With the best of intentions, all professionals need help with motivation sometimes.
Between the bustling workday, a slew of hard deadlines and the sheer effort of maintaining personal life outside of the office, it’s unsurprising that many Brits have a serious problem with finding the motivation to upkeep their home and work lives. Things slip, and once they start to slip, it’s far harder to prevent a full-blown disaster. Miss that one deadline, and all others are pushed back as you struggle to catch up. Lose concentration whilst completing a task and the day’s work may be rendered pointless. Miss laundry day one week and you’re wearing that ill-fitting shirt you took out of rotation for the day.
It’s important, when looking to improve motivation, to consider that many workplace specialists perceive motivation to act like a muscle. If you don’t use a muscle for a while, it starts to get weaker and is unable to perform as it once did. Work on that muscle, and it rebuilds itself stronger and better than before. With that in mind, your motivation needs to be trained with an equally effective regime.
But when pushing your motivation, what works?

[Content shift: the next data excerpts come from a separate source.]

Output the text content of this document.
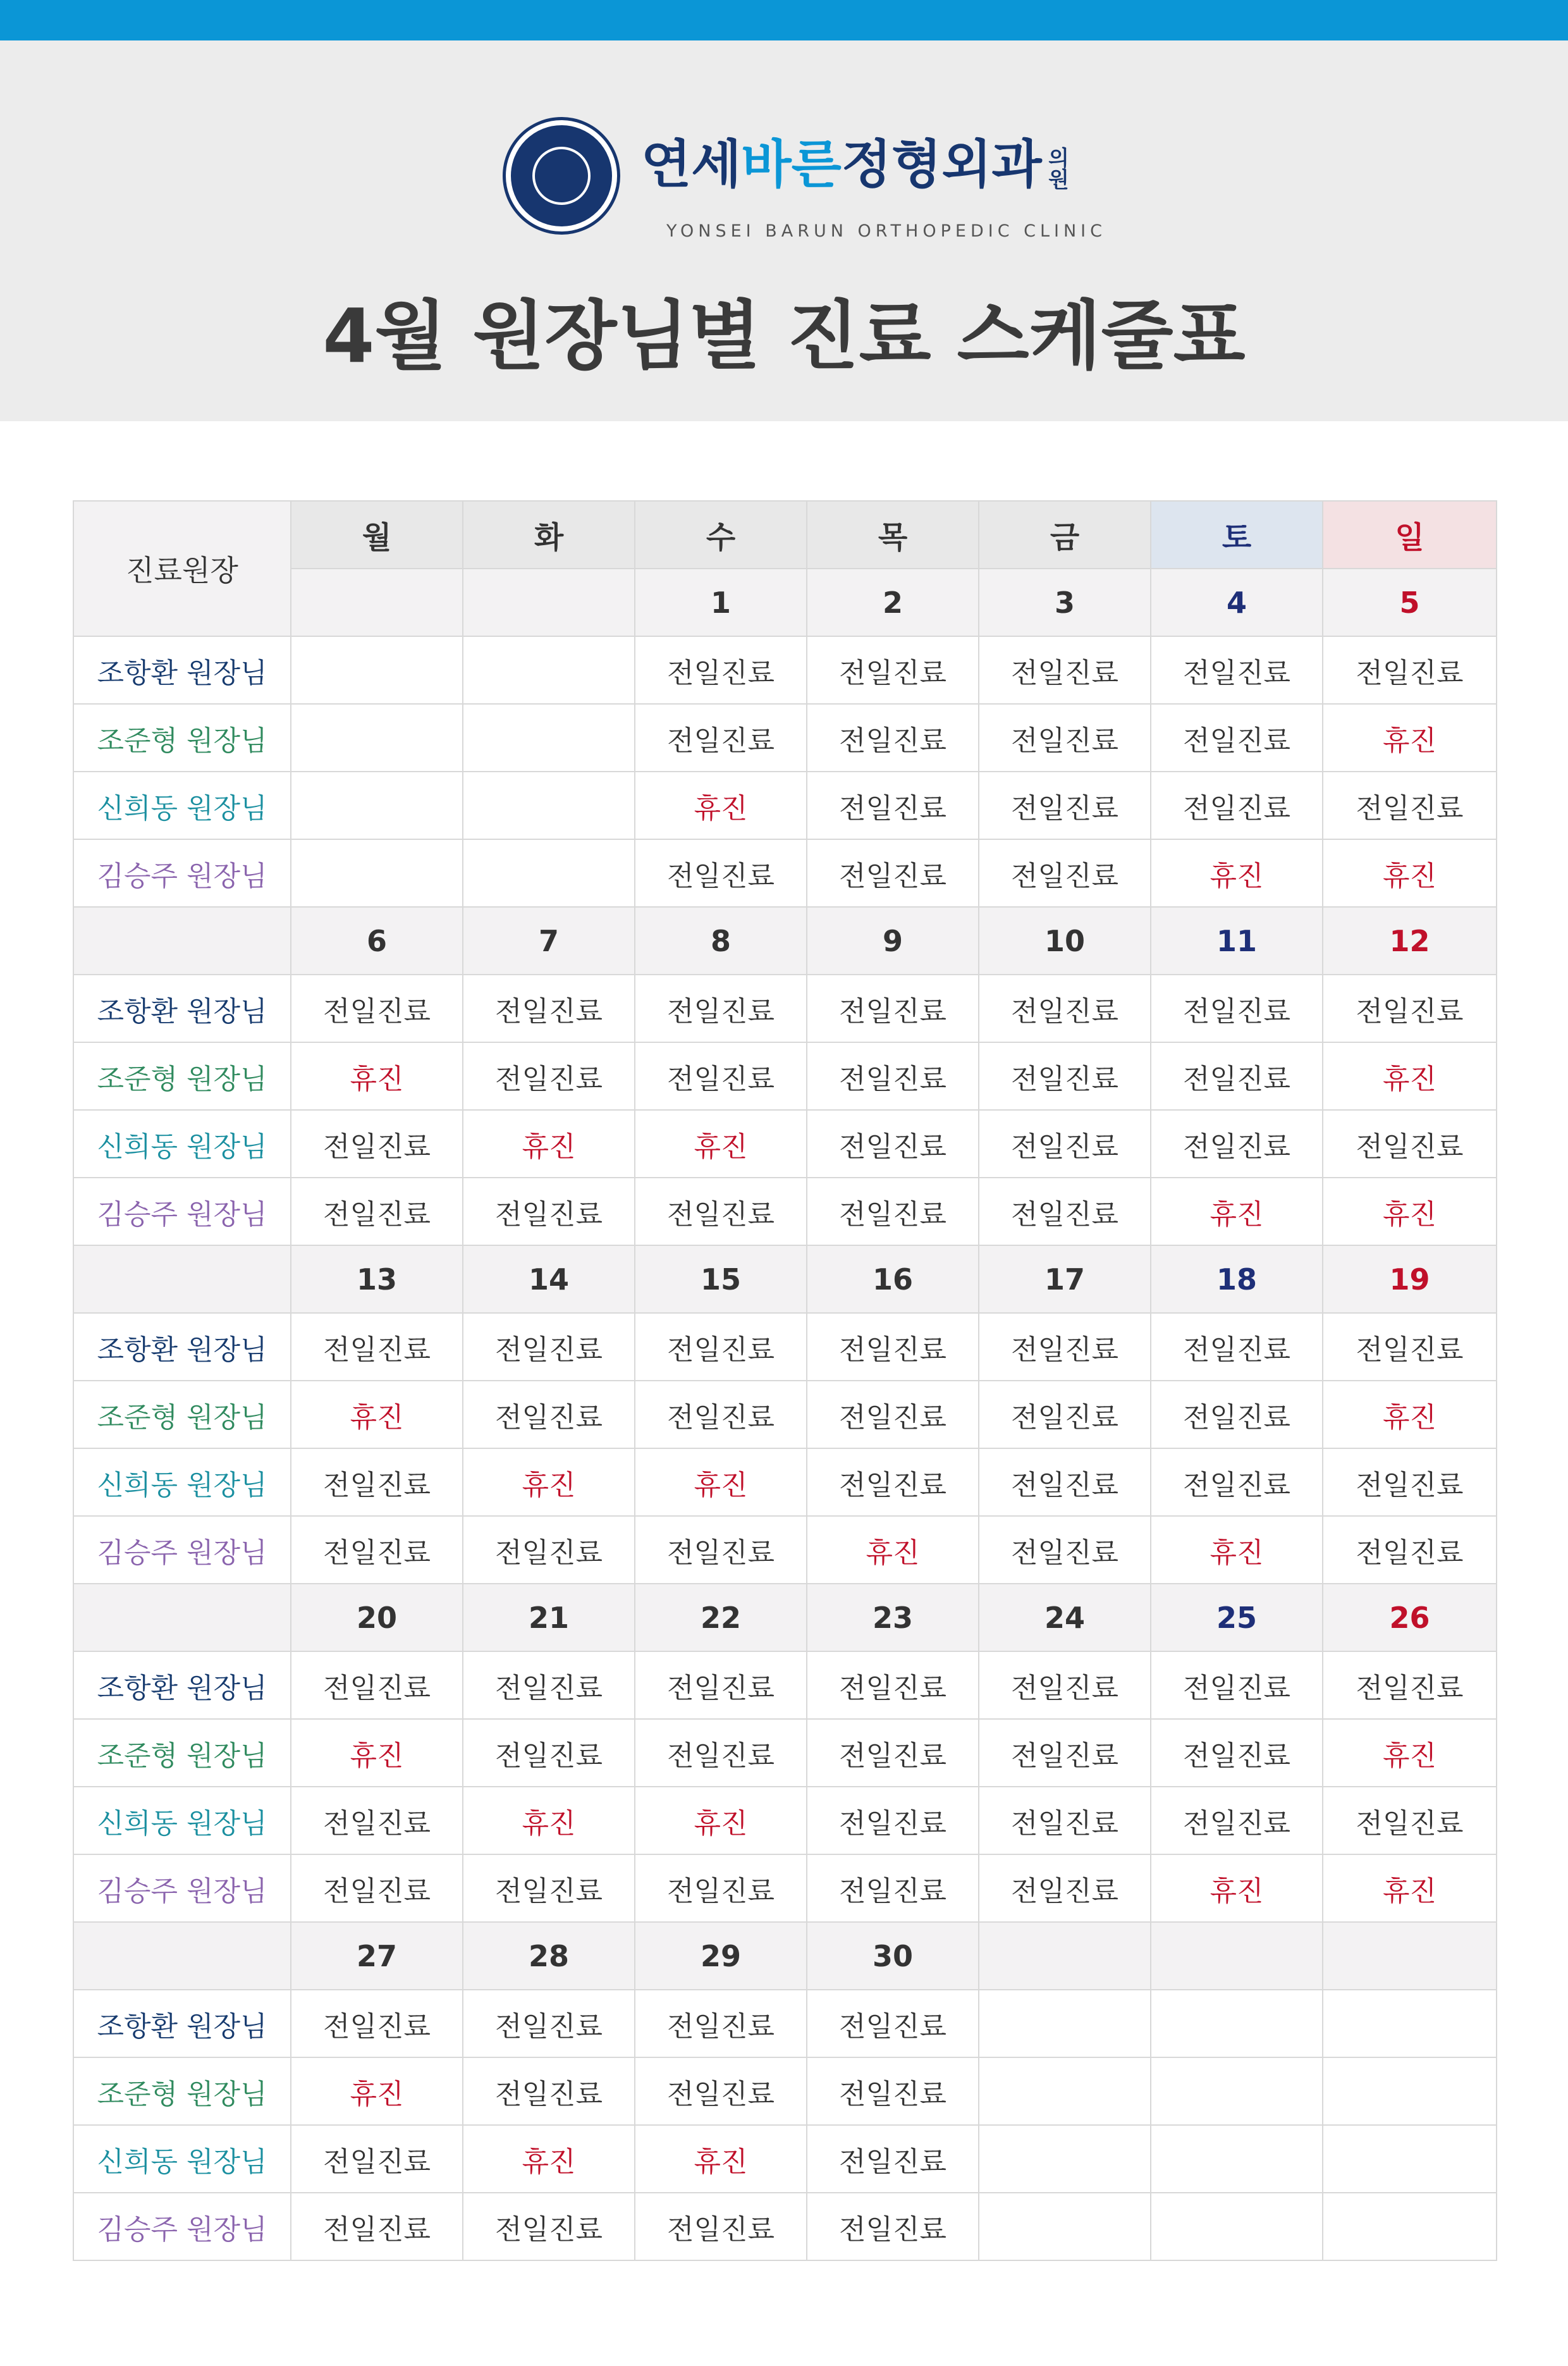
연세바른정형외과 의원
YONSEI BARUN ORTHOPEDIC CLINIC
4월 원장님별 진료 스케줄표
진료원장	월	화	수	목	금	토	일
			1	2	3	4	5
조항환 원장님			전일진료	전일진료	전일진료	전일진료	전일진료
조준형 원장님			전일진료	전일진료	전일진료	전일진료	휴진
신희동 원장님			휴진	전일진료	전일진료	전일진료	전일진료
김승주 원장님			전일진료	전일진료	전일진료	휴진	휴진
	6	7	8	9	10	11	12
조항환 원장님	전일진료	전일진료	전일진료	전일진료	전일진료	전일진료	전일진료
조준형 원장님	휴진	전일진료	전일진료	전일진료	전일진료	전일진료	휴진
신희동 원장님	전일진료	휴진	휴진	전일진료	전일진료	전일진료	전일진료
김승주 원장님	전일진료	전일진료	전일진료	전일진료	전일진료	휴진	휴진
	13	14	15	16	17	18	19
조항환 원장님	전일진료	전일진료	전일진료	전일진료	전일진료	전일진료	전일진료
조준형 원장님	휴진	전일진료	전일진료	전일진료	전일진료	전일진료	휴진
신희동 원장님	전일진료	휴진	휴진	전일진료	전일진료	전일진료	전일진료
김승주 원장님	전일진료	전일진료	전일진료	휴진	전일진료	휴진	전일진료
	20	21	22	23	24	25	26
조항환 원장님	전일진료	전일진료	전일진료	전일진료	전일진료	전일진료	전일진료
조준형 원장님	휴진	전일진료	전일진료	전일진료	전일진료	전일진료	휴진
신희동 원장님	전일진료	휴진	휴진	전일진료	전일진료	전일진료	전일진료
김승주 원장님	전일진료	전일진료	전일진료	전일진료	전일진료	휴진	휴진
	27	28	29	30			
조항환 원장님	전일진료	전일진료	전일진료	전일진료			
조준형 원장님	휴진	전일진료	전일진료	전일진료			
신희동 원장님	전일진료	휴진	휴진	전일진료			
김승주 원장님	전일진료	전일진료	전일진료	전일진료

Find an ‘accountability partner’
The best way to get motivated is to find someone else who is either already talented at productivity, or someone who also wants to better themselves and use this camaraderie to push yourself to your limits. Friendly competition and the conviction of knowing that someone else is aware if you succeed or fail is a fantastic way of keeping yourself to your own promises.
Organise your brain
Different kinds of learners will do this in different ways, yet a good way to describe the jumble in your brain is in the form of a metaphorical monolith. This giant, looming monolith of to-do lists, big projects and general tasks requiring effort looks seemingly impossible when viewed in this way, yet simply getting these things down in the form of a structured to-do list replete with action dates and scales of investment will turn that monolith into bite-sized chunks, which you can complete one-by-one.
Start small
The rewarding feeling of crossing off an item on your to-do list is a powerful one. It breeds motivation as you power through your tasks. Start with something small that you’ve been meaning to get done and build to bigger tasks. You’ll be so in the zone by the time that you get to the key projects, you’ll be in the mindset to tackle them head-on.
Be realistic
People generally attempt to dive into productivity and set themselves unrealistic deadlines. If you’re physically unable to complete these deadlines, you’re setting yourself up for guaranteed failure, which is a massive motivation killer.
Give yourself a break
Figuratively and literally, everyone needs time to clear their mind and unpack information. If you try to pile on too much at once, you’ll overload yourself and kill your motivation. Take short, sharp breaks between tasks – but keep these brief and get right back to work afterwards.